Hodge conjecture - This riddle is named after Scottish mathematician William Vallance Douglas Hodge, who had worked on the conjecture during 1930 to 1940. It comes under algebraic geometry and complex geometry. It essentially relates to the assertion that basic topological information of specific geometric spaces and complex algebraic varieties will be possible to unravel by analyzing the shapes sitting inside those spaces.
Navier–Stokes existence and smoothness - This mathematical puzzle relates to the mathematical characteristics of solutions provided to the Navier–Stokes equations. The latter is a collection of partial differential equations that are used to describe the motion of fluid in space. Solutions suggested till date end up including turbulence, which is the essence of the Navier–Stokes existence and smoothness problem.
P versus NP problem - Termed informally, the P versus NP problem is essentially asking the question if solutions that can be verified quickly can also be solved quickly. Here P refers to polynomial time whereas NP refers to nondeterministic polynomial time.
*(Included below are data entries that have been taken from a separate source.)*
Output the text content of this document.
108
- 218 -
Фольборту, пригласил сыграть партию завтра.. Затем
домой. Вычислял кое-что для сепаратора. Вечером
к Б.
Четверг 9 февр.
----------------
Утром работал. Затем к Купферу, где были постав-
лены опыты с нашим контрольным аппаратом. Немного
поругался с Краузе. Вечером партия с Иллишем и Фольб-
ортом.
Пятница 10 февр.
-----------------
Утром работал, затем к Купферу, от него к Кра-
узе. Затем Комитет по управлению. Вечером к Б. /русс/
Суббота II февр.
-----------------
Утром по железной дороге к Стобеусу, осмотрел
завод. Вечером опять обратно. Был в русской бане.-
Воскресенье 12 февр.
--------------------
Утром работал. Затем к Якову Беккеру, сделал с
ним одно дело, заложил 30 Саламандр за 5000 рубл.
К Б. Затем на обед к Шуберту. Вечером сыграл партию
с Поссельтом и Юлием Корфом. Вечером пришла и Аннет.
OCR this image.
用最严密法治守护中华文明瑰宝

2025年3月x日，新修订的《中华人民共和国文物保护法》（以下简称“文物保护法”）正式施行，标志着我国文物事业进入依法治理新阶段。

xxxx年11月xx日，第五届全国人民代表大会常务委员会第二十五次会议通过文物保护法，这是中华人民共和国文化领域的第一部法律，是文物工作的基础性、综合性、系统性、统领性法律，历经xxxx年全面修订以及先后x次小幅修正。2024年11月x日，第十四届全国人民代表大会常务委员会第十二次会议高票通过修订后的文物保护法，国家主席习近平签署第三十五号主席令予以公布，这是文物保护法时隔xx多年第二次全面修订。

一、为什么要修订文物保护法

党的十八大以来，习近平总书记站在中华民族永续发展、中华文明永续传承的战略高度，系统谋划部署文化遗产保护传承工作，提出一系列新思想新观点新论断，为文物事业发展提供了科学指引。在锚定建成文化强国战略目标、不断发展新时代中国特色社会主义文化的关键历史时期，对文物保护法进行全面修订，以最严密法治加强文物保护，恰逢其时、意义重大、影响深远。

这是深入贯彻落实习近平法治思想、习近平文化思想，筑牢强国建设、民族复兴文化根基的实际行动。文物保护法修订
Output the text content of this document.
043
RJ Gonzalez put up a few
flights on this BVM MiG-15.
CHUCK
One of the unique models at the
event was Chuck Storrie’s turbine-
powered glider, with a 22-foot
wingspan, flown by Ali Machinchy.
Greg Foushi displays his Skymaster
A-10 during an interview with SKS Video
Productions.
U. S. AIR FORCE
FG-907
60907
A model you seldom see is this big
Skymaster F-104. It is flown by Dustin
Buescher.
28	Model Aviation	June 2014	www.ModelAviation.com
It is estimated that the solution, if found, will result in significant advancements in the field of game theory, artificial intelligence, algorithm research, cryptography and economics.
Riemann hypothesis - Named after German mathematician Bernhard Riemann, the Riemann hypothesis asserts that the Riemann zeta function has the zeroes at only the negative even integers. Also, the zeroes are at the complex numbers with real part 1/2. Riemann hypothesis comes under number theory and has an important role to play in distribution of prime numbers.
Yang–Mills existence and mass gap - This is a non-abelian quantum field theory, which is considered similar to the Standard Model of particle physics. Solvers need to prove that the Yang–Mills theory exists. Also, that it should be in accordance to the rules of constructive quantum field theory. It also needs to be proven that mass of all particles that are part of the predicted force field are strictly positive.